Is this test checking one thing or many things? Without the context information it’s hard to tell. If the cheque printing system is used for anything else, I’d pull out the fact that cheque numbers are unique and start from a configured number into a separate page. If we only ever print salary cheques, it’s probably part of a single thing (salary cheque printing).

Now, let’s clean it up. Let’s try to work back and drop all the incidental stuff. Let’s use a nice descriptive title, such as “Payroll Cheque Printing”. And let’s add a paragraph that explains the structure of the test.

A cheque has the payee name, amount, payment date. A cheque does not have a name and a salary. If the cheque is printed on a statement, it also has an address that will be used for automatic envelope packaging. A combination of a name and address should be enough for us to match the employee with his cheque — we don’t really need the database IDs. We can make the system more testable by agreeing on an ordering rule, whatever it is. For example, alphabetic by name.

Let’s also pull the context to the start of the test. Our context is the payroll date and the next available cheque number, along with employee salary data. Let’s make it explicit what the number is for, so that the readers don’t have to figure this out for themselves in the future. We can also make this block stick out visually to show that it is about the context.

The action that gets kicked off doesn’t necessarily need to be listed in the test. A payroll run can be executed implicitly by the table that checks payroll results. This is an example of focusing on what’s being tested instead of how it is being checked. There is no need to have a separate step that says “Next we pay them”.

Let’s also rename that paycheck inspector to something that makes more sense. Because we want whoever automates this to ensure that we check for all cheques printed, let’s put that in the header. Otherwise, someone might use subset matching and the system might print every cheque twice and we won’t notice.

And here is the cleaned version.

Much easier to understand, without all that incidental stuff. And now comes the punchline. When we look at the test like this, without database IDs, without all the unnecessary clutter, we can have a nice shot at answering the question “Are we missing something?”. What are the edge cases that might break this? We don’t really need to ensure validity of employee data, hopefully that’s done in another part of the system. But is there any kind of valid employee data that would be an edge case for this test - can we play with the numbers to make this illogical in some way?

An obvious answer to that is - what happens if an employee has a salary of 0? Do we still print the cheque? The rule as we described it says “One cheque per employee” - so any employees that have been fired years ago and no longer receive salaries would still get cheques printed, with zeroes on them. We could then have a discussion with the business on making this rule stronger and ensuring that cheques don’t go out when they don’t need to do.

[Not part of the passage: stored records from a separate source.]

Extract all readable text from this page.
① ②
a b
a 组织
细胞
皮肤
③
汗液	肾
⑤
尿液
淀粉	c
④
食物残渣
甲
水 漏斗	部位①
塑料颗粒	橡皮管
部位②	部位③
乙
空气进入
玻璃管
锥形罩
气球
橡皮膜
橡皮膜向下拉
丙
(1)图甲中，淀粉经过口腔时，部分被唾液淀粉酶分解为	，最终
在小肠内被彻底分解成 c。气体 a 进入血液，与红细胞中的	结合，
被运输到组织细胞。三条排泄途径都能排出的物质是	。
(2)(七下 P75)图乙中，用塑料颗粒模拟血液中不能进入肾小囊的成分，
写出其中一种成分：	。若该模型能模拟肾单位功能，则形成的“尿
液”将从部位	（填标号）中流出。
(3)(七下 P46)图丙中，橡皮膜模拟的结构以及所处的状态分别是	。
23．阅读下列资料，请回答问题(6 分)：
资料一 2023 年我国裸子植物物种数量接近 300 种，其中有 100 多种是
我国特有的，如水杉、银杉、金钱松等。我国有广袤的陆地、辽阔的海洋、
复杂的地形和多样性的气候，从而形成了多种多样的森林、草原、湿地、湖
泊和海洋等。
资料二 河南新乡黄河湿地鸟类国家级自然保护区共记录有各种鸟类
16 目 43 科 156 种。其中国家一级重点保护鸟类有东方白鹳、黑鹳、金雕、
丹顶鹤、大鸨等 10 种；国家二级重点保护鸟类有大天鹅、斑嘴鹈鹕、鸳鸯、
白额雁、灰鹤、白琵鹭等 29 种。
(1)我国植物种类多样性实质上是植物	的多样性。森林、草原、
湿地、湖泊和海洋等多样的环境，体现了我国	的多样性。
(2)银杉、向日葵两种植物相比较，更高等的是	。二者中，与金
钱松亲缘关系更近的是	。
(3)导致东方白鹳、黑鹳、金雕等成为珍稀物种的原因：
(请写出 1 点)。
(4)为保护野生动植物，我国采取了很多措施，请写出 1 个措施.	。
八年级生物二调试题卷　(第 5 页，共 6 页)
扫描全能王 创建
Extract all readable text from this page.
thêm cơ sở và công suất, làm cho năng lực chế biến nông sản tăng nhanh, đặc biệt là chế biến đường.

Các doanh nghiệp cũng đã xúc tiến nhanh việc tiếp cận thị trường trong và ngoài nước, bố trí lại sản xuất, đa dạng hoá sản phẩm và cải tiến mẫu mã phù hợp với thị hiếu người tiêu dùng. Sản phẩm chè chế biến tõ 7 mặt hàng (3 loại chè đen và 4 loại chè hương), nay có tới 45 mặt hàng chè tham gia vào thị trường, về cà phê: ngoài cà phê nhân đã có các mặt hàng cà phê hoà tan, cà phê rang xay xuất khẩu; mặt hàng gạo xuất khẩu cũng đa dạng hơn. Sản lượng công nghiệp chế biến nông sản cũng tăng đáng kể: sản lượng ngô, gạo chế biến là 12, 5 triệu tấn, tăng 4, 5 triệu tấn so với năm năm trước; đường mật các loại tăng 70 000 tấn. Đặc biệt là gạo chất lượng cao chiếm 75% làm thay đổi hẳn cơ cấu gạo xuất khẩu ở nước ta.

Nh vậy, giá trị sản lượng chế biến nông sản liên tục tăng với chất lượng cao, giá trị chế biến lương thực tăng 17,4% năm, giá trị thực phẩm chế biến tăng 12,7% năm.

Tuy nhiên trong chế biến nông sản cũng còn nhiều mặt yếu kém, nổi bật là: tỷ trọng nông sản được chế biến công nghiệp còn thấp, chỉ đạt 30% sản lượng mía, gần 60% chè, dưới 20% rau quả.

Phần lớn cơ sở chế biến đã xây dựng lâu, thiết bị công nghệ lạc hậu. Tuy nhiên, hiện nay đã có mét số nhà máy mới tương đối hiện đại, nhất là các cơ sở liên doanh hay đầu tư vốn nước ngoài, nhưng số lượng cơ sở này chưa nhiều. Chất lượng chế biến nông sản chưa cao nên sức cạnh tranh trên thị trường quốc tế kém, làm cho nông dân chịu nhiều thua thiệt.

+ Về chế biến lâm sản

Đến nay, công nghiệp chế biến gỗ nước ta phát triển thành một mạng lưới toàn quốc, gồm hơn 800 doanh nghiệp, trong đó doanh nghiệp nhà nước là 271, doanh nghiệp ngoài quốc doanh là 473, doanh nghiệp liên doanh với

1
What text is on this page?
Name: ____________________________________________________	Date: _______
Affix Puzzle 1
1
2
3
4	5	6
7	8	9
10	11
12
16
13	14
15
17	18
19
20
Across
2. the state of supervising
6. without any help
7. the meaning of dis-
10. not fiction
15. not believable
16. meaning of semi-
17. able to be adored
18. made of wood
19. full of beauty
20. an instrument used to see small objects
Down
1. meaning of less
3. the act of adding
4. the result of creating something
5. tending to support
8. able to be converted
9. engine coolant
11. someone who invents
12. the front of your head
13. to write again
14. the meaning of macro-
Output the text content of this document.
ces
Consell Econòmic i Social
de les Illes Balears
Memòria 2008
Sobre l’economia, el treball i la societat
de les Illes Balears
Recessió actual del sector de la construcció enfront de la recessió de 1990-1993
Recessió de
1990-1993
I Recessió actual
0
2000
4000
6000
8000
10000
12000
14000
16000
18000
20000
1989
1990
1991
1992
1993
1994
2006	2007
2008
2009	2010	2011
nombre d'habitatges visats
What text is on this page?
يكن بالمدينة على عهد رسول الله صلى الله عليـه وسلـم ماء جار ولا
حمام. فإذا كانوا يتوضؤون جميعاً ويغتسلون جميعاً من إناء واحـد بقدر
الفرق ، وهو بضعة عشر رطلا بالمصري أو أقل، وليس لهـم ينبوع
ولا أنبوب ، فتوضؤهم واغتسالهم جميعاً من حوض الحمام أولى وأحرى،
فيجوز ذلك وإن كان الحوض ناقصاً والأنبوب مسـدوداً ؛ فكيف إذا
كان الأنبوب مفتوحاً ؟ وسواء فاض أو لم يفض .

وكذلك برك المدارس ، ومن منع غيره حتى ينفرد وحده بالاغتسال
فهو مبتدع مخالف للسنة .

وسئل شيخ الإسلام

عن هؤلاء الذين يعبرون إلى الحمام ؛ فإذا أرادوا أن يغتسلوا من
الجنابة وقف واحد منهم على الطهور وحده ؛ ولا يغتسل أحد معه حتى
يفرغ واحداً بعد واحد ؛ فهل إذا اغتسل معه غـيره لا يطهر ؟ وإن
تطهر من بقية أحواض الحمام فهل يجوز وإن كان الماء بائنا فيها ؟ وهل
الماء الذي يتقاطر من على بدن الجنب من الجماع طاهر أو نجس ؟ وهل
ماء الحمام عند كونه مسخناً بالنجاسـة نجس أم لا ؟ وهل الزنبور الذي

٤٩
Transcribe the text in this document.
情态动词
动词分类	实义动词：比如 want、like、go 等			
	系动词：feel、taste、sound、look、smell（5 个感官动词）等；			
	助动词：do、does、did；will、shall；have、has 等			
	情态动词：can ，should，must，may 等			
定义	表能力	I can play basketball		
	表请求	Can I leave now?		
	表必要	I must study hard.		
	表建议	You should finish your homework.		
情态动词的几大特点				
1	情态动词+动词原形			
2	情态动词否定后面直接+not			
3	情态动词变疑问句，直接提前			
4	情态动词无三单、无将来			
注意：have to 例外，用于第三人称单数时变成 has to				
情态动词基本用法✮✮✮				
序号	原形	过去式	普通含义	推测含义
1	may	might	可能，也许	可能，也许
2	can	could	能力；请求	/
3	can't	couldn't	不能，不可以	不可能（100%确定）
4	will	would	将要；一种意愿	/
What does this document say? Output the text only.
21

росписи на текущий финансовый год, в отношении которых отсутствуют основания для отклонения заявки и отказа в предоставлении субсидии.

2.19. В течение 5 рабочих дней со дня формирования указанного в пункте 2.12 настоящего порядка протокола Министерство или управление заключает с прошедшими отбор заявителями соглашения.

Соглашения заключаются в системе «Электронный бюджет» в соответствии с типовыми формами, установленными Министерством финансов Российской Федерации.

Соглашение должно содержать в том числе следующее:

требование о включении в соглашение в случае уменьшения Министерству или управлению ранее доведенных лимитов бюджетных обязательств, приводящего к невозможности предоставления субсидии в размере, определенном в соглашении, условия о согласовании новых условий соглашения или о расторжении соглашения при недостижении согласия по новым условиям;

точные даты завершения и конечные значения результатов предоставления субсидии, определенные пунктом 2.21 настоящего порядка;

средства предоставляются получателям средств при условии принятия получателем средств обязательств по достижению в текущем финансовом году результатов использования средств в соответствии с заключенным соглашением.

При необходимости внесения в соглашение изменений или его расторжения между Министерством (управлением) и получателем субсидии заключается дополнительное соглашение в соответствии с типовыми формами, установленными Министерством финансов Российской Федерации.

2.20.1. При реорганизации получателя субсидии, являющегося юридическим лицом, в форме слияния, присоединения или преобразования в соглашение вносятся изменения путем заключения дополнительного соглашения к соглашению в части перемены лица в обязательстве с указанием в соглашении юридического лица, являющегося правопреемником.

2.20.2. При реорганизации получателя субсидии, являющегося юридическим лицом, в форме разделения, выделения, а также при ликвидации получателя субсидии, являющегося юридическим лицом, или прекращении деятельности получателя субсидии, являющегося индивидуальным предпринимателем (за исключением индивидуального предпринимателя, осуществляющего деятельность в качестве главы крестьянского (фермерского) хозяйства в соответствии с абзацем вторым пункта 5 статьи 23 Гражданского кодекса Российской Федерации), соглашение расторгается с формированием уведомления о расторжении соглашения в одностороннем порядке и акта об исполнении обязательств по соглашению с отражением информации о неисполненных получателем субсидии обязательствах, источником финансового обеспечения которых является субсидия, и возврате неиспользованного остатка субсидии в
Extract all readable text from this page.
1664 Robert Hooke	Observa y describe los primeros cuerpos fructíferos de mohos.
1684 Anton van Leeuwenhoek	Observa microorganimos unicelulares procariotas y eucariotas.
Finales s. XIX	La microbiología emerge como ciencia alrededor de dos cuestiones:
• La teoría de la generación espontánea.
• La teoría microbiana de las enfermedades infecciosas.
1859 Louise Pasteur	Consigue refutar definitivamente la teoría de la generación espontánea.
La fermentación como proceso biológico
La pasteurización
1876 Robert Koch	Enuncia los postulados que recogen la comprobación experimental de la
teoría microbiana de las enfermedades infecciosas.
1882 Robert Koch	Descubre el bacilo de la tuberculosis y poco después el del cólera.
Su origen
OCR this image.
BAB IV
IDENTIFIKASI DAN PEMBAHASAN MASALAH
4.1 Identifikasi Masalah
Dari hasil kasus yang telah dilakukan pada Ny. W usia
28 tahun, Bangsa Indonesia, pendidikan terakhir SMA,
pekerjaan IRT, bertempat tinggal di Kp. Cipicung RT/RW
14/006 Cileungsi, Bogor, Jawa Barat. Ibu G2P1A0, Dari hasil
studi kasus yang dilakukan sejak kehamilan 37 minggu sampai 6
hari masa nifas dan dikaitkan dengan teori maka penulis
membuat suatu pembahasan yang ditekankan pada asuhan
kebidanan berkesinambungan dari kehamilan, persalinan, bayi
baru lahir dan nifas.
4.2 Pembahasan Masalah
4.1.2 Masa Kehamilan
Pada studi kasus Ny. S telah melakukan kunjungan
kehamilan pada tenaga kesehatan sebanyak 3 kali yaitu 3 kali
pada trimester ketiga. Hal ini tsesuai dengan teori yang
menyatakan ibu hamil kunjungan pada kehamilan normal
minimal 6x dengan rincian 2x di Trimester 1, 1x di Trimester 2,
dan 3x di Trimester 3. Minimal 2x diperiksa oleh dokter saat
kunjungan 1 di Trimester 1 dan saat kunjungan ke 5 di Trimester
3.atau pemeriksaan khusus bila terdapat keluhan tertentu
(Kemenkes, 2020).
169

FitNesse gets a lot of bad reputation because of this kind of broken tests. Concordion was built as an answer. Some people at my recent workshop on this example pointed out that Given-When-Then structure of Cucumber would be better at preventing some of these problems. I don’t think so. It’s not about the tools - people can do this kind of bad test design with any tool, and likewise they could do nice and clean tests with FitNesse. I guess the fact that the basic examples coming with FitNesse are so bad doesn’t help, but the problem is not in the tool. It’s about the process and effort put into making the tests easy to understand. The funny thing is it doesn’t take a lot more effort to make the test nice and clean, but it brings a lot more value that way.